Trade Promotion Authority expired in 2007. Congress has not renewed it. It is time to do so. It is no exaggeration to say that the future prosperity of our country – and our state – is on the line.
Free-trade agreements have benefited Georgia job creators. The state’s exports to Canada and Mexico rose 363 percent after the North American Free Trade Agreement took effect. Our exports to Singapore soared 438 percent since the 2004 U.S.-Singapore Free Trade Agreement. When the United States signed an agreement with Australia, motor-vehicle exports skyrocketed from $4 million to $209 million. Trade supports 1.2 million jobs in Georgia.
Yet many countries still erect barriers to our products. Georgia companies face tariffs of up to 50 percent when they export golf carts to Malaysia, up to 30 percent on nuts and frozen chicken cutlets in Vietnam, and 10 percent when they send carpets to New Zealand.
Some have voiced concerns that more foreign competition will put Americans out of work. This perspective, however, misunderstands the nature of trade flows. More than three-fifths of U.S. imports aren’t actually completed products. They are inputs, or raw materials, that American companies need to run their businesses.

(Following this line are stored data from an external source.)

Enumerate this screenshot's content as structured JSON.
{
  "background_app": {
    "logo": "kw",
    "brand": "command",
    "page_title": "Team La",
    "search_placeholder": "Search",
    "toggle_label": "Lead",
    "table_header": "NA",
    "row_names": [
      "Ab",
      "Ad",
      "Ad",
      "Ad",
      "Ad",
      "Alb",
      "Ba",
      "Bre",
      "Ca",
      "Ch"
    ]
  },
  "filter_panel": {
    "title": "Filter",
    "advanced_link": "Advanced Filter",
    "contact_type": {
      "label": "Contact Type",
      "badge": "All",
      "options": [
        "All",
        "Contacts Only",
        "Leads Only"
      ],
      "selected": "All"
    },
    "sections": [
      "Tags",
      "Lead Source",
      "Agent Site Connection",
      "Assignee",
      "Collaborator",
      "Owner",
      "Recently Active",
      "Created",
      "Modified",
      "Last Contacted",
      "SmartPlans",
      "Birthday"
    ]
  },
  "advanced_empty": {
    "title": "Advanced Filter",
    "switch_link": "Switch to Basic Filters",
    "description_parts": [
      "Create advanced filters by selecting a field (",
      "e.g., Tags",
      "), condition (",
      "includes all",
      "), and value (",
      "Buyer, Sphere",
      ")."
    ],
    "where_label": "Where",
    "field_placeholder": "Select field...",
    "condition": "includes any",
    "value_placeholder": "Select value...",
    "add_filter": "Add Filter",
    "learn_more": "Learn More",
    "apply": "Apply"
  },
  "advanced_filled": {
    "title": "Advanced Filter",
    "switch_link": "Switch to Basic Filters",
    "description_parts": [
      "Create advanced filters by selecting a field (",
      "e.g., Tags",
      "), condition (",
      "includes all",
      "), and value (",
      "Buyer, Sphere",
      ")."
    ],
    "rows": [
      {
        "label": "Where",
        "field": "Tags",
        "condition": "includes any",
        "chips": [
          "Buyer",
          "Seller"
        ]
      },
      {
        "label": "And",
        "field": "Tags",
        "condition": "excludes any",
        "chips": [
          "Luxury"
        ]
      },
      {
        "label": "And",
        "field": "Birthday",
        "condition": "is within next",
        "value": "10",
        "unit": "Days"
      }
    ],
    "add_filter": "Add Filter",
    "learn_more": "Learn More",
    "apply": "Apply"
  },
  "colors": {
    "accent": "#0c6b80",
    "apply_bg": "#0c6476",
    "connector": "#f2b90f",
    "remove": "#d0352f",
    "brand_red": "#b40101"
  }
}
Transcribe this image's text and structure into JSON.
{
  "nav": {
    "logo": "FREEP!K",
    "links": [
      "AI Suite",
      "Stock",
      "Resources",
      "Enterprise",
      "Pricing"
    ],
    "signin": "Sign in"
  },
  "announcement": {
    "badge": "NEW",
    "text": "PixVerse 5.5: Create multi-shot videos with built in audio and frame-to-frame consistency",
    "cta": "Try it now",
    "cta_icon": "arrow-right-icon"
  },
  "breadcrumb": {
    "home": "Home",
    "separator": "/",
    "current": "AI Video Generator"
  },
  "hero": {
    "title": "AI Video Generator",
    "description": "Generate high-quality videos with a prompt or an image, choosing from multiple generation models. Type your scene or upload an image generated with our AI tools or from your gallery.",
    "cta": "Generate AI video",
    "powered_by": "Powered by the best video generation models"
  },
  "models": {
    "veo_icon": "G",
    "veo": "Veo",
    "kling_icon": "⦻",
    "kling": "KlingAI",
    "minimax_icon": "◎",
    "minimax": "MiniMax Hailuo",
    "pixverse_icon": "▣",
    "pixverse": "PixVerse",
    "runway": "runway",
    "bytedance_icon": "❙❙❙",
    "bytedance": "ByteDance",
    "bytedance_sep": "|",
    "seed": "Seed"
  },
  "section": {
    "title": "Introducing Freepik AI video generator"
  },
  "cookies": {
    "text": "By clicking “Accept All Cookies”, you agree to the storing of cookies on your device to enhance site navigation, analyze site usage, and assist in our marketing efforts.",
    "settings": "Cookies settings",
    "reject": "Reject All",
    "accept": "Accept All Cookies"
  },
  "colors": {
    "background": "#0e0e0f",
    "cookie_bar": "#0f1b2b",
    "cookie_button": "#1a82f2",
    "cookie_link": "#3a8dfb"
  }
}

Savings from imports have a tremendous effect on consumers, too. Trade and investment liberalization policies save the average family of four more than $10,000 a year by helping lower prices for everything from TVs to computers to toys, according to the Business Roundtable.
Free and fair trade agreements are a good deal for Americans and Georgians.
Benita Dodd is vice president of the Georgia Public Policy Foundation.